The invitation-only lecture will focus on cancer research and opportunities for a cure within 10 years.
It will also mark the formal collaboration between the CCRC and the Leslie and Jean Quick Cancer Laboratories at Cold Spring Harbor, in Long Island, New York.
“We feel greatly honoured that one of the greatest biological scientists ever is visiting our centre and the University and that he will give the inaugural Cork Cancer Research Centre annual lecture,” CCRC’s founder director, Professor Gerald C O’Sullivan said.
In 1953, while at Cambridge University, he and Francis Crick successfully proposed the double helical structure for DNA, a feat described by Peter Medawar as “the greatest achievement of science in the twentieth century”.
In 1962, Watson and Crick, together with Maurice Wilkins, were awarded the Nobel Prize in Physiology or Medicine for their research.
Watson has written several books including Molecular Biology of the Gene, the best-selling autobiographical volume, The Double Helix, and most recently Avoid Boring People.

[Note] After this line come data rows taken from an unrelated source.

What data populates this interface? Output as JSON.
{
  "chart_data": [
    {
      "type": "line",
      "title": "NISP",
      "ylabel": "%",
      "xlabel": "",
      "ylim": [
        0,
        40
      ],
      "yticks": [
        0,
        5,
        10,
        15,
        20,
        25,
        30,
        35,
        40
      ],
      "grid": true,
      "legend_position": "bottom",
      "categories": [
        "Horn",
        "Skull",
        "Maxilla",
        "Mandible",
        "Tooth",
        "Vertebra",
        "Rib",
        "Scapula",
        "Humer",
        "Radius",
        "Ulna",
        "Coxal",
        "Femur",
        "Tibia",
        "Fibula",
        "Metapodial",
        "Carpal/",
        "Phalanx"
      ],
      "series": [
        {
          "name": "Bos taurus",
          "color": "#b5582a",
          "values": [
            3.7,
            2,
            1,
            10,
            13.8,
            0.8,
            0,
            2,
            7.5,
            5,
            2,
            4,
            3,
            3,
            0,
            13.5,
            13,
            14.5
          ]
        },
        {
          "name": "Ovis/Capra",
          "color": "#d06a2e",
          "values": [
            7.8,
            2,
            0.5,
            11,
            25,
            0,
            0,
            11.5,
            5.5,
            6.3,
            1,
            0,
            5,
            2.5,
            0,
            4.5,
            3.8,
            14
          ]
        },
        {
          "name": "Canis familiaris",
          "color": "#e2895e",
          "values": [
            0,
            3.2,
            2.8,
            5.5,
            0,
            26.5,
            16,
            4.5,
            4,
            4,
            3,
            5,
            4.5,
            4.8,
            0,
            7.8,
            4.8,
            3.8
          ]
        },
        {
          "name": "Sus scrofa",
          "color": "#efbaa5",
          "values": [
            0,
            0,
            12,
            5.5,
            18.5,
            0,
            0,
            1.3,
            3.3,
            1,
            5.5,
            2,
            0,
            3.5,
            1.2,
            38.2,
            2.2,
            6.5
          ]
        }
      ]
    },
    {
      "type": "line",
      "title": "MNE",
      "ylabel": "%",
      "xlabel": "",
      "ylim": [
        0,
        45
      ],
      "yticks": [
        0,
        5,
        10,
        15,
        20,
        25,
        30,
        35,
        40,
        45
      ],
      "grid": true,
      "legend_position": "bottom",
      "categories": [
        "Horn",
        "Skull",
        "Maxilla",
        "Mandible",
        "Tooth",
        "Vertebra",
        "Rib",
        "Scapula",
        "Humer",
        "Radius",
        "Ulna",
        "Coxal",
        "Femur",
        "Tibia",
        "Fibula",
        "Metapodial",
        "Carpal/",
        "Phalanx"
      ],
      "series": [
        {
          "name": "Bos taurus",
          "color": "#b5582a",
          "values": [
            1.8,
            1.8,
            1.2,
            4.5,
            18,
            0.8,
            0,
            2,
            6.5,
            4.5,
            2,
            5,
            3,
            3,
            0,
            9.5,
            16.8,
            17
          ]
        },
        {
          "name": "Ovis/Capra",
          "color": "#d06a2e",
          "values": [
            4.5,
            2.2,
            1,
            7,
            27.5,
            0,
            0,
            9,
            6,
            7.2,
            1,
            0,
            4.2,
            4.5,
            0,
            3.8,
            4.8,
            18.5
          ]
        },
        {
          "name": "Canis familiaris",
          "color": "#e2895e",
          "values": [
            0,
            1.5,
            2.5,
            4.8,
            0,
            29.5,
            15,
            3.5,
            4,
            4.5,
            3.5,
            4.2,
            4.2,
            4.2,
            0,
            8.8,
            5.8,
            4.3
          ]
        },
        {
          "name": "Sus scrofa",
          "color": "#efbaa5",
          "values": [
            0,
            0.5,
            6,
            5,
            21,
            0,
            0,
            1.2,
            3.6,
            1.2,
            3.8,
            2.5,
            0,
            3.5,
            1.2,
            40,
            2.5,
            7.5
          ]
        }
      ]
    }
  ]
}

Later, while leading the Cold Spring Harbour Laboratory, he was a driving force behind setting up the Human Genome Project, a major factor in his receipt in 1993 of the Copley Medal from the Royal Society that elected him a member in 1981.
Among many other honours, Dr Watson was elected in 1962 to the National Academy of Sciences and, in 1977, received the Medal of Freedom from President Gerald Ford.
He received the Capo d’Orlando Prize in Vico Equense, Italy in 2009 and the Prizvanie Award in Moscow, Russia in 2010.
* A video of his lecture will be available on www.ccrc.ie from Thursday.